6. Running and Testing Your Digital Human Interviewer

6.1 Backend

From server:

npm install     # if not already installed
npm run dev

Check that:

http://localhost:8080/health returns status: "healthy".
No ZEGO_APP_ID / ZEGO_SERVER_SECRET errors are logged.
Outbound calls to ZEGOCLOUD succeed (no signature errors).

6.2 Frontend

From client:

npm install
npm run dev

Open http://localhost:5173 in a desktop browser. You should:

a.See a welcome screen describing the AI Interview Assistant.

b. Click “Start Interview”, which will:

Ask the backend to create a digital human agent instance.
Join the room via ZegoExpressEngine.
Attach the digital human video to the main panel.

a. Hear the AI interviewer greet you and ask an introductory question.

b.
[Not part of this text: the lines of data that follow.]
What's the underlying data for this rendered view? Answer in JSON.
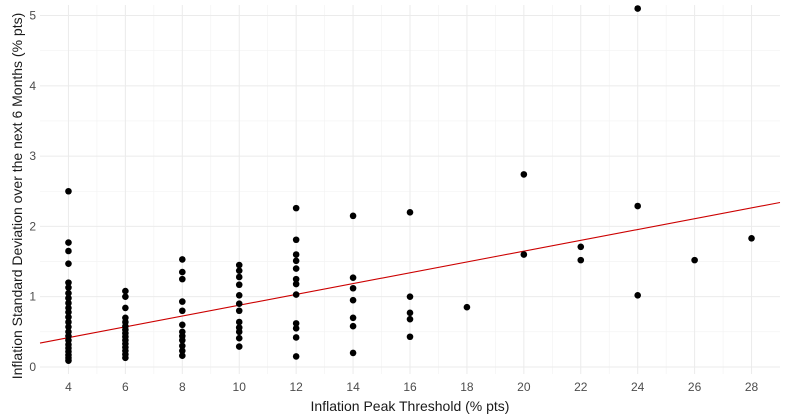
{
  "chart_data": {
    "type": "scatter",
    "title": "",
    "xlabel": "Inflation Peak Threshold (% pts)",
    "ylabel": "Inflation Standard Deviation over the next 6 Months (% pts)",
    "xlim": [
      3,
      29
    ],
    "ylim": [
      -0.1,
      5.15
    ],
    "x_ticks": [
      4,
      6,
      8,
      10,
      12,
      14,
      16,
      18,
      20,
      22,
      24,
      26,
      28
    ],
    "y_ticks": [
      0,
      1,
      2,
      3,
      4,
      5
    ],
    "grid": true,
    "point_color": "#000000",
    "trend_color": "#cc0000",
    "trend_line": {
      "x": [
        3,
        29
      ],
      "y": [
        0.34,
        2.34
      ]
    },
    "points": [
      {
        "x": 4,
        "y": 2.5
      },
      {
        "x": 4,
        "y": 1.77
      },
      {
        "x": 4,
        "y": 1.65
      },
      {
        "x": 4,
        "y": 1.47
      },
      {
        "x": 4,
        "y": 1.2
      },
      {
        "x": 4,
        "y": 1.13
      },
      {
        "x": 4,
        "y": 1.05
      },
      {
        "x": 4,
        "y": 0.98
      },
      {
        "x": 4,
        "y": 0.91
      },
      {
        "x": 4,
        "y": 0.84
      },
      {
        "x": 4,
        "y": 0.78
      },
      {
        "x": 4,
        "y": 0.71
      },
      {
        "x": 4,
        "y": 0.64
      },
      {
        "x": 4,
        "y": 0.57
      },
      {
        "x": 4,
        "y": 0.5
      },
      {
        "x": 4,
        "y": 0.44
      },
      {
        "x": 4,
        "y": 0.38
      },
      {
        "x": 4,
        "y": 0.32
      },
      {
        "x": 4,
        "y": 0.27
      },
      {
        "x": 4,
        "y": 0.22
      },
      {
        "x": 4,
        "y": 0.17
      },
      {
        "x": 4,
        "y": 0.13
      },
      {
        "x": 4,
        "y": 0.09
      },
      {
        "x": 6,
        "y": 1.08
      },
      {
        "x": 6,
        "y": 1.0
      },
      {
        "x": 6,
        "y": 0.84
      },
      {
        "x": 6,
        "y": 0.7
      },
      {
        "x": 6,
        "y": 0.64
      },
      {
        "x": 6,
        "y": 0.58
      },
      {
        "x": 6,
        "y": 0.53
      },
      {
        "x": 6,
        "y": 0.48
      },
      {
        "x": 6,
        "y": 0.43
      },
      {
        "x": 6,
        "y": 0.38
      },
      {
        "x": 6,
        "y": 0.33
      },
      {
        "x": 6,
        "y": 0.28
      },
      {
        "x": 6,
        "y": 0.23
      },
      {
        "x": 6,
        "y": 0.18
      },
      {
        "x": 6,
        "y": 0.13
      },
      {
        "x": 8,
        "y": 1.53
      },
      {
        "x": 8,
        "y": 1.35
      },
      {
        "x": 8,
        "y": 1.25
      },
      {
        "x": 8,
        "y": 0.93
      },
      {
        "x": 8,
        "y": 0.8
      },
      {
        "x": 8,
        "y": 0.6
      },
      {
        "x": 8,
        "y": 0.5
      },
      {
        "x": 8,
        "y": 0.44
      },
      {
        "x": 8,
        "y": 0.38
      },
      {
        "x": 8,
        "y": 0.3
      },
      {
        "x": 8,
        "y": 0.23
      },
      {
        "x": 8,
        "y": 0.16
      },
      {
        "x": 10,
        "y": 1.45
      },
      {
        "x": 10,
        "y": 1.37
      },
      {
        "x": 10,
        "y": 1.28
      },
      {
        "x": 10,
        "y": 1.17
      },
      {
        "x": 10,
        "y": 1.02
      },
      {
        "x": 10,
        "y": 0.9
      },
      {
        "x": 10,
        "y": 0.8
      },
      {
        "x": 10,
        "y": 0.64
      },
      {
        "x": 10,
        "y": 0.56
      },
      {
        "x": 10,
        "y": 0.5
      },
      {
        "x": 10,
        "y": 0.41
      },
      {
        "x": 10,
        "y": 0.29
      },
      {
        "x": 12,
        "y": 2.26
      },
      {
        "x": 12,
        "y": 1.81
      },
      {
        "x": 12,
        "y": 1.6
      },
      {
        "x": 12,
        "y": 1.51
      },
      {
        "x": 12,
        "y": 1.4
      },
      {
        "x": 12,
        "y": 1.25
      },
      {
        "x": 12,
        "y": 1.18
      },
      {
        "x": 12,
        "y": 1.03
      },
      {
        "x": 12,
        "y": 0.62
      },
      {
        "x": 12,
        "y": 0.55
      },
      {
        "x": 12,
        "y": 0.42
      },
      {
        "x": 12,
        "y": 0.15
      },
      {
        "x": 14,
        "y": 2.15
      },
      {
        "x": 14,
        "y": 1.27
      },
      {
        "x": 14,
        "y": 1.12
      },
      {
        "x": 14,
        "y": 0.95
      },
      {
        "x": 14,
        "y": 0.7
      },
      {
        "x": 14,
        "y": 0.58
      },
      {
        "x": 14,
        "y": 0.2
      },
      {
        "x": 16,
        "y": 2.2
      },
      {
        "x": 16,
        "y": 1.0
      },
      {
        "x": 16,
        "y": 0.77
      },
      {
        "x": 16,
        "y": 0.68
      },
      {
        "x": 16,
        "y": 0.43
      },
      {
        "x": 18,
        "y": 0.85
      },
      {
        "x": 20,
        "y": 2.74
      },
      {
        "x": 20,
        "y": 1.6
      },
      {
        "x": 22,
        "y": 1.71
      },
      {
        "x": 22,
        "y": 1.52
      },
      {
        "x": 24,
        "y": 5.1
      },
      {
        "x": 24,
        "y": 2.29
      },
      {
        "x": 24,
        "y": 1.02
      },
      {
        "x": 26,
        "y": 1.52
      },
      {
        "x": 28,
        "y": 1.83
      }
    ]
  }
}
Answer via:

Voice: press the mic button and speak.

At the end, when the interviewer says the closing phrase or clicks on the end button, the app shows a simple summary with total duration, questions asked, and responses given.

Run a Demo

Conclusion

You now have a complete digital human interview flow built on ZEGOCLOUD:

The server manages ZEGOCLOUD authentication, agent registration, and the digital human lifecycle.
The client handles WebRTC, streams, and ASR/LLM events.
The React UI presents a polished, guided interview experience with a realistic avatar.

From here you can:

Customize the LLM prompt for different interview types (engineering, sales, product).
Use /api/digital-humans to let users choose from multiple avatars.
Persist and analyze interview transcripts for scoring and feedback.
Embed the interview experience into your own application shell or dashboard.

ZEGOCLOUD handles the difficult real-time streaming and avatar animation layers so you can stay focused on interview design, scoring, and integration into your product.